When she turned on her blinker and looked in the rearview mirror to change lanes, her concentration made you think she was flying a space shuttle. “It’s very challenging. Kids in the twenty-first century. It’s all video games and special effects. It’s hard to interest them in the idea that they can draw a picture themselves. The kids I work with have all been labeled slow, or ADD. A couple of Asperger’s. A lot of them come from—you know, not very nice families.”
“I see,” I offered sympathetically. “You must be a patient person. Patient and giving.”
Sequoia was distracted, though. “A parking place! Have I died and gone to heaven?”
We parked in front of a building that was a plain, five-story rectangle; I was seeing that Sequoia disliked anything fussy. Still, it was in an upscale neighborhood. It also was in the dead center of the city, and as my mom seldom left the suburban tranquility of her condo, it was unlikely she’d bump into me. She lived about a half hour away, but it might as well have been on the moon.
As Sequoia got her mail in the lobby, I noticed that her name was not on her mailbox in the foyer. “Is that on purpose?” I asked. “You know, keeping your name off the mailbox?” In a fit of protectiveness, I wanted to lecture her on identity theft, of all things.
Sequoia sighed, sorting through what appeared to be a typical day’s assortment of bills and junk mail. “Reporters. To this day, they hound me.” She paused at an envelope.
I saw that Sequoia’s name and address were handwritten, though there was no return address.
“Oh, no,” she said. “Not again.”
My slightly sinking feeling at the thought of getting within a million miles of a reporter gave way to concern. “What’s wrong?” I asked.
She flashed her beautiful smile. “Nothing. An old nuisance, that’s all. Go ahead and look around,” she said, as we entered her apartment. “I trust you. I need to finish reading my mail.”
The apartment featured white walls with black furniture that had white accents or black walls with white furniture that had black accents.
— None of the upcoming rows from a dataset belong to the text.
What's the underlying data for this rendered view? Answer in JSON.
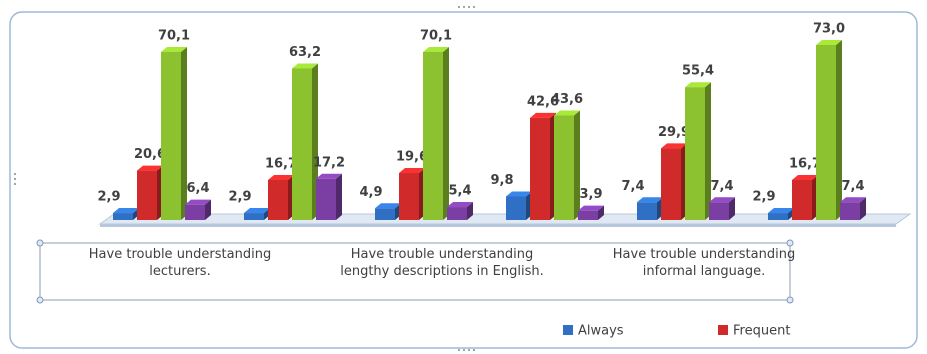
{
  "chart_data": {
    "type": "bar3d",
    "categories": [
      "Have trouble understanding lecturers.",
      null,
      "Have trouble understanding lengthy descriptions in English.",
      null,
      "Have trouble understanding informal language.",
      null
    ],
    "series": [
      {
        "name": "Always",
        "color": "#2f6fc4",
        "values": [
          2.9,
          2.9,
          4.9,
          9.8,
          7.4,
          2.9
        ],
        "value_labels": [
          "2,9",
          "2,9",
          "4,9",
          "9,8",
          "7,4",
          "2,9"
        ]
      },
      {
        "name": "Frequent",
        "color": "#d12a2a",
        "values": [
          20.6,
          16.7,
          19.6,
          42.6,
          29.9,
          16.7
        ],
        "value_labels": [
          "20,6",
          "16,7",
          "19,6",
          "42,6",
          "29,9",
          "16,7"
        ]
      },
      {
        "color": "#8cc230",
        "values": [
          70.1,
          63.2,
          70.1,
          43.6,
          55.4,
          73.0
        ],
        "value_labels": [
          "70,1",
          "63,2",
          "70,1",
          "43,6",
          "55,4",
          "73,0"
        ]
      },
      {
        "color": "#7b3fa3",
        "values": [
          6.4,
          17.2,
          5.4,
          3.9,
          7.4,
          7.4
        ],
        "value_labels": [
          "6,4",
          "17,2",
          "5,4",
          "3,9",
          "7,4",
          "7,4"
        ]
      }
    ]
  }
}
I’m no interior designer, but I couldn’t help noticing the complete absence of colors. Nothing was even gray or tan. Her own artwork on the walls consisted of black-and-white lithographs; her salt-and-pepper shakers were white and black, respectively. For that matter, I realized she was wearing a white blouse with a black skirt and black high heels. I sneaked a peek into her clothes closet, and sure enough, everything was black, white,
or black and white.
“Cool pad.” I smiled at her as she sat at the white desk in the living room.
“I’m nuts for black and white, in case you were wondering,” Sequoia said cheerfully. “I even try to eat black and white. White asparagus, never green. White seafood and poultry or else beef charbroiled to black. Black and white sundaes. Marble cake.”
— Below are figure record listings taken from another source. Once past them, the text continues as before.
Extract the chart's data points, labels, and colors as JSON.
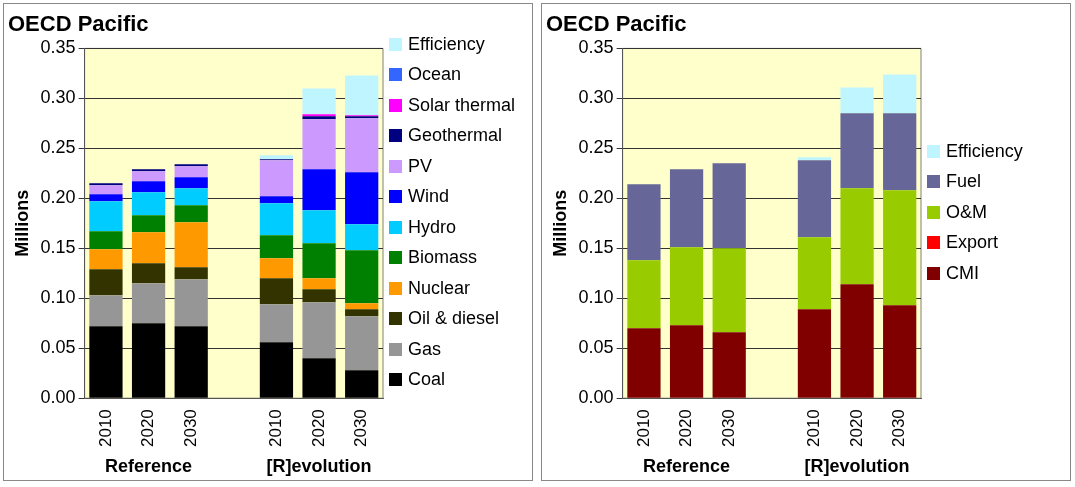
{
  "chart_data": [
    {
      "type": "bar",
      "title": "OECD Pacific",
      "ylabel": "Millions",
      "categories": [
        "2010",
        "2020",
        "2030",
        null,
        "2010",
        "2020",
        "2030"
      ],
      "stacked": true,
      "legend": "right",
      "grid": "y",
      "ylim": [
        0,
        0.35
      ],
      "yticks": [
        {
          "value": 0,
          "label": "0.00"
        },
        {
          "value": 0.05,
          "label": "0.05"
        },
        {
          "value": 0.1,
          "label": "0.10"
        },
        {
          "value": 0.15,
          "label": "0.15"
        },
        {
          "value": 0.2,
          "label": "0.20"
        },
        {
          "value": 0.25,
          "label": "0.25"
        },
        {
          "value": 0.3,
          "label": "0.30"
        },
        {
          "value": 0.35,
          "label": "0.35"
        }
      ],
      "annotations": [
        "Reference",
        "[R]evolution"
      ],
      "series": [
        {
          "name": "Coal",
          "color": "#000000",
          "values": [
            0.072,
            0.075,
            0.072,
            null,
            0.056,
            0.04,
            0.028
          ]
        },
        {
          "name": "Gas",
          "color": "#969696",
          "values": [
            0.031,
            0.04,
            0.047,
            null,
            0.038,
            0.056,
            0.054
          ]
        },
        {
          "name": "Oil & diesel",
          "color": "#333300",
          "values": [
            0.026,
            0.02,
            0.012,
            null,
            0.026,
            0.013,
            0.007
          ]
        },
        {
          "name": "Nuclear",
          "color": "#ff9900",
          "values": [
            0.02,
            0.031,
            0.045,
            null,
            0.02,
            0.011,
            0.006
          ]
        },
        {
          "name": "Biomass",
          "color": "#008000",
          "values": [
            0.018,
            0.017,
            0.017,
            null,
            0.023,
            0.035,
            0.053
          ]
        },
        {
          "name": "Hydro",
          "color": "#00ccff",
          "values": [
            0.03,
            0.023,
            0.017,
            null,
            0.032,
            0.033,
            0.026
          ]
        },
        {
          "name": "Wind",
          "color": "#0000ff",
          "values": [
            0.007,
            0.011,
            0.011,
            null,
            0.007,
            0.041,
            0.052
          ]
        },
        {
          "name": "PV",
          "color": "#cc99ff",
          "values": [
            0.009,
            0.01,
            0.011,
            null,
            0.036,
            0.05,
            0.054
          ]
        },
        {
          "name": "Geothermal",
          "color": "#000080",
          "values": [
            0.002,
            0.002,
            0.002,
            null,
            0.001,
            0.003,
            0.002
          ]
        },
        {
          "name": "Solar thermal",
          "color": "#ff00ff",
          "values": [
            0,
            0,
            0,
            null,
            0,
            0.002,
            0.001
          ]
        },
        {
          "name": "Ocean",
          "color": "#3366ff",
          "values": [
            0,
            0,
            0,
            null,
            0,
            0,
            0
          ]
        },
        {
          "name": "Efficiency",
          "color": "#bff5ff",
          "values": [
            0,
            0,
            0,
            null,
            0.004,
            0.026,
            0.04
          ]
        }
      ]
    },
    {
      "type": "bar",
      "title": "OECD Pacific",
      "ylabel": "Millions",
      "categories": [
        "2010",
        "2020",
        "2030",
        null,
        "2010",
        "2020",
        "2030"
      ],
      "stacked": true,
      "legend": "right",
      "grid": "y",
      "ylim": [
        0,
        0.35
      ],
      "yticks": [
        {
          "value": 0,
          "label": "0.00"
        },
        {
          "value": 0.05,
          "label": "0.05"
        },
        {
          "value": 0.1,
          "label": "0.10"
        },
        {
          "value": 0.15,
          "label": "0.15"
        },
        {
          "value": 0.2,
          "label": "0.20"
        },
        {
          "value": 0.25,
          "label": "0.25"
        },
        {
          "value": 0.3,
          "label": "0.30"
        },
        {
          "value": 0.35,
          "label": "0.35"
        }
      ],
      "annotations": [
        "Reference",
        "[R]evolution"
      ],
      "series": [
        {
          "name": "CMI",
          "color": "#800000",
          "values": [
            0.07,
            0.073,
            0.066,
            null,
            0.089,
            0.114,
            0.093
          ]
        },
        {
          "name": "Export",
          "color": "#ff0000",
          "values": [
            0,
            0,
            0,
            null,
            0,
            0,
            0
          ]
        },
        {
          "name": "O&M",
          "color": "#99cc00",
          "values": [
            0.068,
            0.078,
            0.084,
            null,
            0.072,
            0.096,
            0.115
          ]
        },
        {
          "name": "Fuel",
          "color": "#666699",
          "values": [
            0.076,
            0.078,
            0.085,
            null,
            0.077,
            0.075,
            0.077
          ]
        },
        {
          "name": "Efficiency",
          "color": "#bff5ff",
          "values": [
            0,
            0,
            0,
            null,
            0.003,
            0.026,
            0.039
          ]
        }
      ]
    }
  ]
}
I sat on the white coach. “That’s . . . uh, interesting.”
“I know exactly what you’re thinking.” She sat down close to me and put my arm around her. “That it’s some sort of weird thing because of my parents.” Before I could speak, she added, “Look, I’ve been in therapy. I’m not OCD or XYZ or anything else. For your information, I’ve always preferred black and white. It’s who I am.”
“Sounds good enough for me.” I kissed her passionately, and she responded. By the time the long, deep kiss ended, I was a pile of mush. Somewhere in the corridors of memory was my mother’s admonishment for me to move far away, but I couldn’t begin to consider leaving Sequoia for a second.
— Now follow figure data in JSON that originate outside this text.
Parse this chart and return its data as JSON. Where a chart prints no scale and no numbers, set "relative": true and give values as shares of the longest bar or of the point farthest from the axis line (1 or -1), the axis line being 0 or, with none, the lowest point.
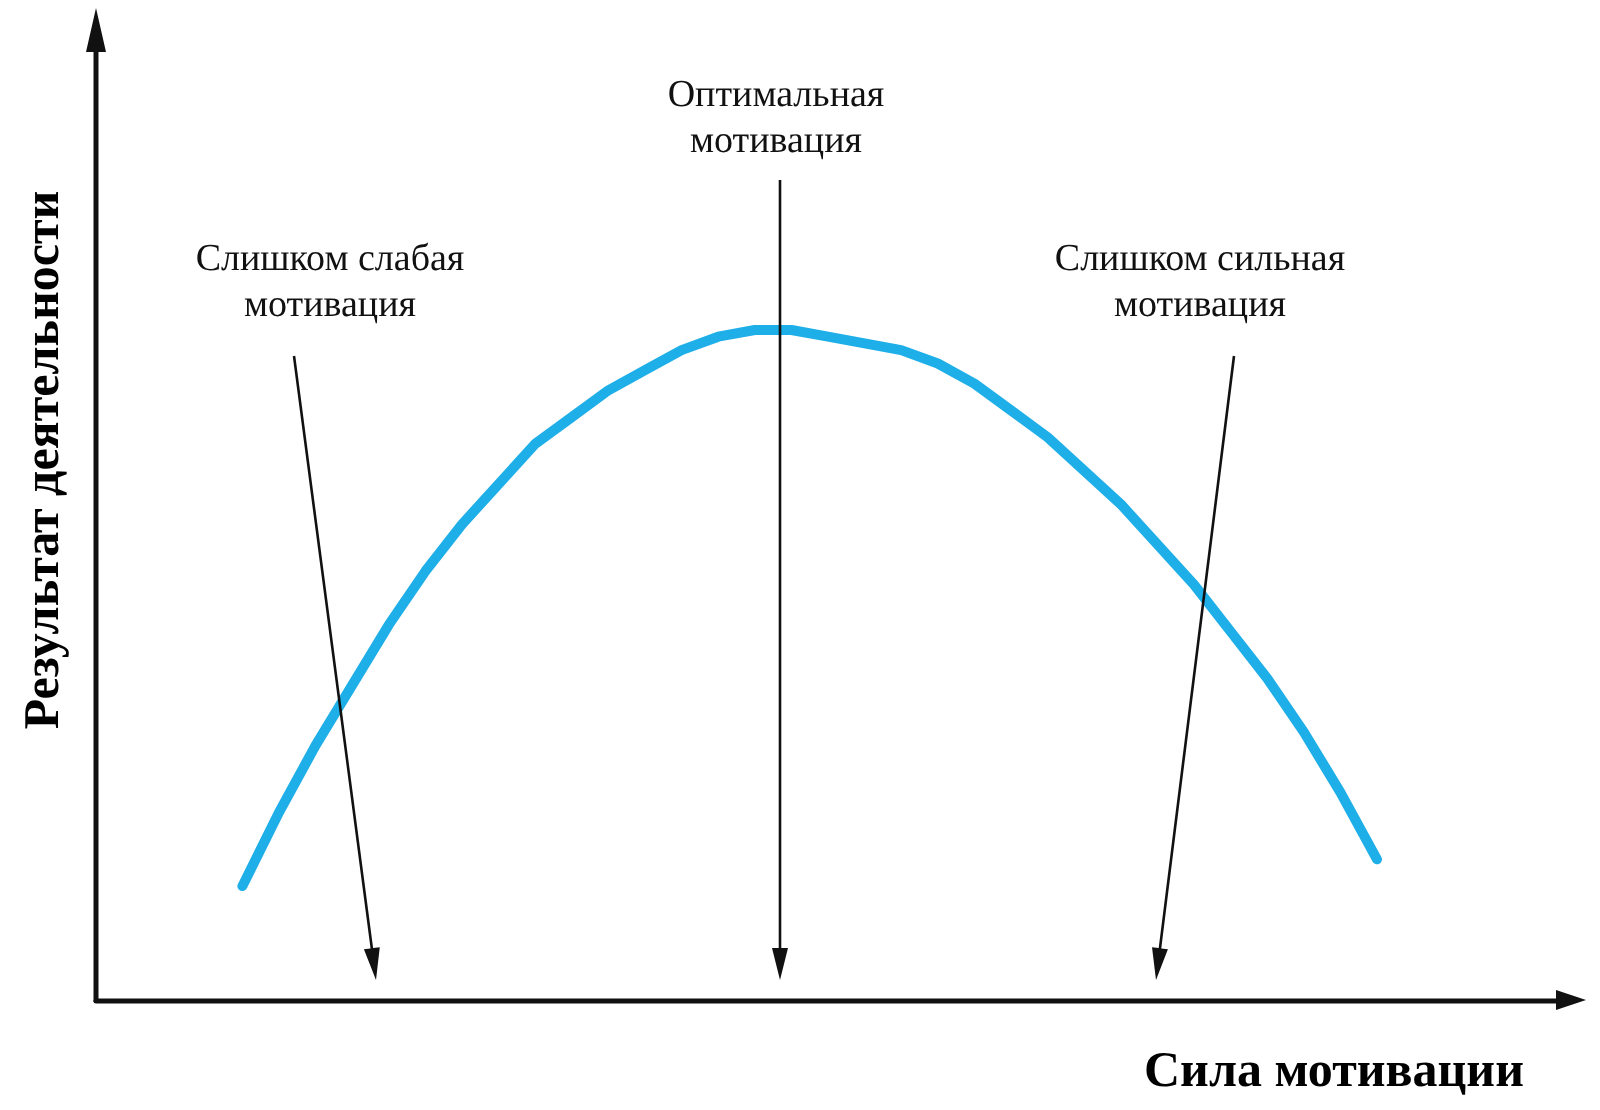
{
  "chart_data": {
    "type": "line",
    "relative": true,
    "xlabel": "Сила мотивации",
    "ylabel": "Результат деятельности",
    "categories": [
      null,
      null,
      null,
      null,
      null,
      null,
      null,
      null,
      null,
      null,
      null,
      null,
      null,
      null,
      null,
      null,
      null,
      null,
      null,
      null,
      null,
      null,
      null,
      null,
      null,
      null,
      null,
      null,
      null,
      null,
      null,
      null,
      null,
      null,
      null,
      null,
      null,
      null,
      null,
      null,
      null
    ],
    "series": [
      {
        "color": "#1eaee8",
        "values": [
          null,
          null,
          null,
          null,
          0.17,
          0.28,
          0.38,
          0.47,
          0.56,
          0.64,
          0.71,
          0.77,
          0.83,
          0.87,
          0.91,
          0.94,
          0.97,
          0.99,
          1.0,
          1.0,
          0.99,
          0.98,
          0.97,
          0.95,
          0.92,
          0.88,
          0.84,
          0.79,
          0.74,
          0.68,
          0.62,
          0.55,
          0.48,
          0.4,
          0.31,
          0.21,
          null,
          null,
          null,
          null,
          null
        ]
      }
    ],
    "annotations": [
      "Слишком слабая\nмотивация",
      "Оптимальная\nмотивация",
      "Слишком сильная\nмотивация"
    ],
    "marker": "none",
    "line_style": "solid",
    "grid": false
  }
}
“Should we make love now, or are you hungry?”
I had the passing thought that she asked what had to be the happiest question a man could be asked. “I can only eat farina for a month.”
“It’s white, what a happy coincidence. I’ll spoon feed you like a little baby.” She quirked an eyebrow in a cute, dirty way.
We went at it three times in three different ways in less than an hour. With Betsy, I was lucky to get it three times a decade. Wasn’t there some old saying about how it’s the nice women who were the most ravenous in bed? Sequoia was solicitous of my wounds whenever we changed positions; I literally thought I might cry. In the haze of making love and pain pills, I slipped in and out of a dream in which Sequoia would reach into my gunshot wound and pull out a baby, a little girl we named Jessica. I know that must sound weird and gross, but the dream itself was beautiful.